For a month after going home, Savage could not go in public without a mask and gloves on, in fear germs might cause a fatal infection.
Despite having to be so careful about germs, only a few months later Savage was able to start at OSU again to pursue another bachelor’s degree.
“After working on so many crafts in the hospital and at home, I started wondering what I could do with this interest,” she said.
Initially, Savage wanted to counsel terminally-ill patients, but soon changed her mind.
“I needed a new avenue,” she said. “I couldn’t center on sickness anymore, when for the first time in my life I was healthy.”
Instead, Savage chose interior design and said she plans for a career in hospital interior design, a job that will let her use both her degrees, as well as her extensive experience in hospitals.
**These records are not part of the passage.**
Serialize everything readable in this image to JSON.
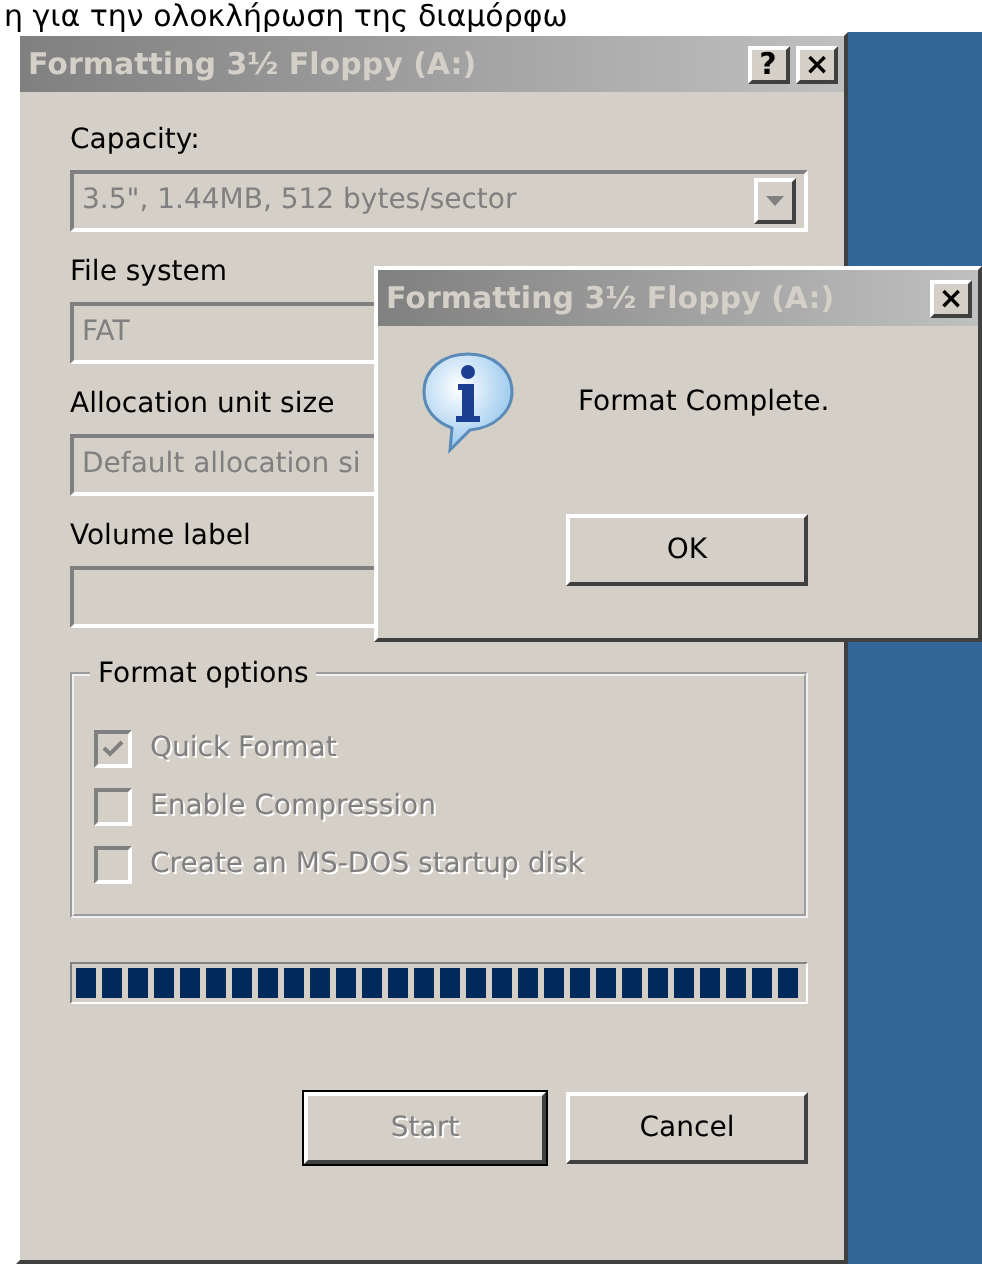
{
  "page_caption": "η για την ολοκλήρωση της διαμόρφω",
  "dialog": {
    "title": "Formatting 3½ Floppy (A:)",
    "title_buttons": [
      "?",
      "×"
    ],
    "fields": [
      {
        "label": "Capacity:",
        "value": "3.5\",  1.44MB, 512 bytes/sector",
        "kind": "dropdown",
        "disabled": true
      },
      {
        "label": "File system",
        "value": "FAT",
        "kind": "box",
        "disabled": true
      },
      {
        "label": "Allocation unit size",
        "value": "Default allocation si",
        "kind": "box",
        "disabled": true
      },
      {
        "label": "Volume label",
        "kind": "box",
        "disabled": true
      }
    ],
    "format_options": {
      "title": "Format options",
      "options": [
        {
          "label": "Quick Format",
          "checked": true,
          "disabled": true
        },
        {
          "label": "Enable Compression",
          "checked": false,
          "disabled": true
        },
        {
          "label": "Create an MS-DOS startup disk",
          "checked": false,
          "disabled": true
        }
      ]
    },
    "progress": {
      "level": 1
    },
    "buttons": [
      {
        "label": "Start",
        "disabled": true,
        "default": true
      },
      {
        "label": "Cancel",
        "disabled": false,
        "default": false
      }
    ]
  },
  "message_box": {
    "title": "Formatting 3½ Floppy (A:)",
    "close": "×",
    "message": "Format Complete.",
    "button": "OK"
  }
}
“She still has the same great personality,” her twin sister said. “But her life has been so enhanced by this transplant.”
Savage said she still stays very involved with cystic fibrosis and currently volunteers with newly diagnosed CF patients. In accordance with her transplant, she also volunteers with Lifeline of Ohio, a Columbus-based organization dedicated to raising awareness about organ and tissue donation.
When Savage is not volunteering, she is spending time in the classroom.
“She is such a special person and a well-rounded student,” said Susan Zavotka, one of Lisa’s interiors professors. “She sets performance standards in the classroom and goes out of her way to help others learn and do well.”
Now, after endless doctor appointments and 16 months of waiting for a new set of lungs, Lisa Savage’s life is back on track.
“I feel like George Bailey on ‘It’s a Wonderful Life,'” she said, “I’m alive again!”